OK never worked a LAN before so I will take baby steps
First I would like you to run the following programmes on the prime system. And any AT*.job is malware


GMER Rootkit Scanner - Download - Homepage

• Download GMER
• Extract the contents of the zipped file to desktop.
• Double click GMER.exe.

• If it gives you a warning about rootkit activity and asks if you want to run a full scan...click on NO, then use the following settings for a more complete scan..
  
• In the right panel, you will see several boxes that have been checked. Ensure the following are UNCHECKED ...
  • IAT/EAT
  • Drives/Partition other than Systemdrive (typically C:\)
  • Show All (don't miss this one)
  
  Click the image to enlarge it
  

• Then click the Scan button & wait for it to finish.
• Once done click on the [Save..] button, and in the File name area, type in "ark.txt" 
  
• Save the log where you can easily find it, such as your desktop.

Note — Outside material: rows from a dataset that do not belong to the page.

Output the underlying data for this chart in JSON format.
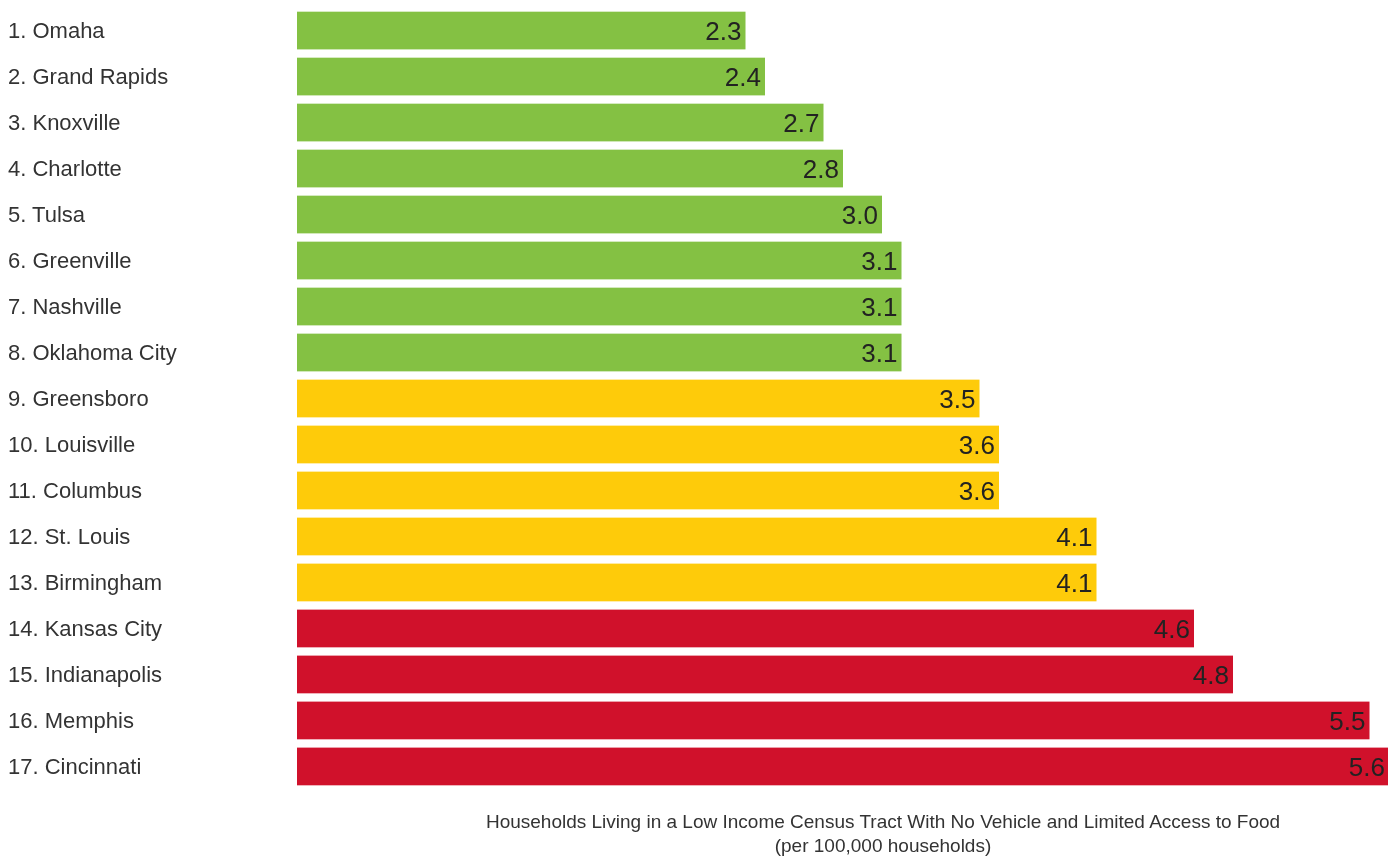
{
  "chart_data": {
    "type": "bar",
    "orientation": "horizontal",
    "categories": [
      "1. Omaha",
      "2. Grand Rapids",
      "3. Knoxville",
      "4. Charlotte",
      "5. Tulsa",
      "6. Greenville",
      "7. Nashville",
      "8. Oklahoma City",
      "9. Greensboro",
      "10. Louisville",
      "11. Columbus",
      "12. St. Louis",
      "13. Birmingham",
      "14. Kansas City",
      "15. Indianapolis",
      "16. Memphis",
      "17. Cincinnati"
    ],
    "values": [
      2.3,
      2.4,
      2.7,
      2.8,
      3.0,
      3.1,
      3.1,
      3.1,
      3.5,
      3.6,
      3.6,
      4.1,
      4.1,
      4.6,
      4.8,
      5.5,
      5.6
    ],
    "value_labels": [
      "2.3",
      "2.4",
      "2.7",
      "2.8",
      "3.0",
      "3.1",
      "3.1",
      "3.1",
      "3.5",
      "3.6",
      "3.6",
      "4.1",
      "4.1",
      "4.6",
      "4.8",
      "5.5",
      "5.6"
    ],
    "colors": [
      "#84c143",
      "#84c143",
      "#84c143",
      "#84c143",
      "#84c143",
      "#84c143",
      "#84c143",
      "#84c143",
      "#fecb0a",
      "#fecb0a",
      "#fecb0a",
      "#fecb0a",
      "#fecb0a",
      "#d0112b",
      "#d0112b",
      "#d0112b",
      "#d0112b"
    ],
    "xlabel": "Households Living in a Low Income Census Tract With No Vehicle and Limited Access to Food\n(per 100,000 households)",
    "tick_labels": "y"
  }
}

**Caution**Rootkit scans often produce false positives. Do NOT take any action on any "<--- ROOKIT" entries
Please attach the report into your Post.

THEN 

Download OTS to your Desktop and double-click on it to run it

• Make sure you close all other programs and don't use the PC while the scan runs.
  
• Select All Users
  
• Under additional scans select the following

Reg - NetSvcs
Reg - Shell Spawning
Evnt - EventViewer Logs (Last 10 Errors)
File - Lop Check
File - Purity Scan

• Now click the Run Scan button on the toolbar. Make sure not to use the PC while the program is running or it will freeze.
  
• When the scan is complete Notepad will open with the report file loaded in it.
• Please attach the log in your next post.

[fastshark]

Started to run GMER, but after 4 hours I had to use my machine.  I will let this run over night tonight and then continue onto the next task.  Much thanks for the guided help.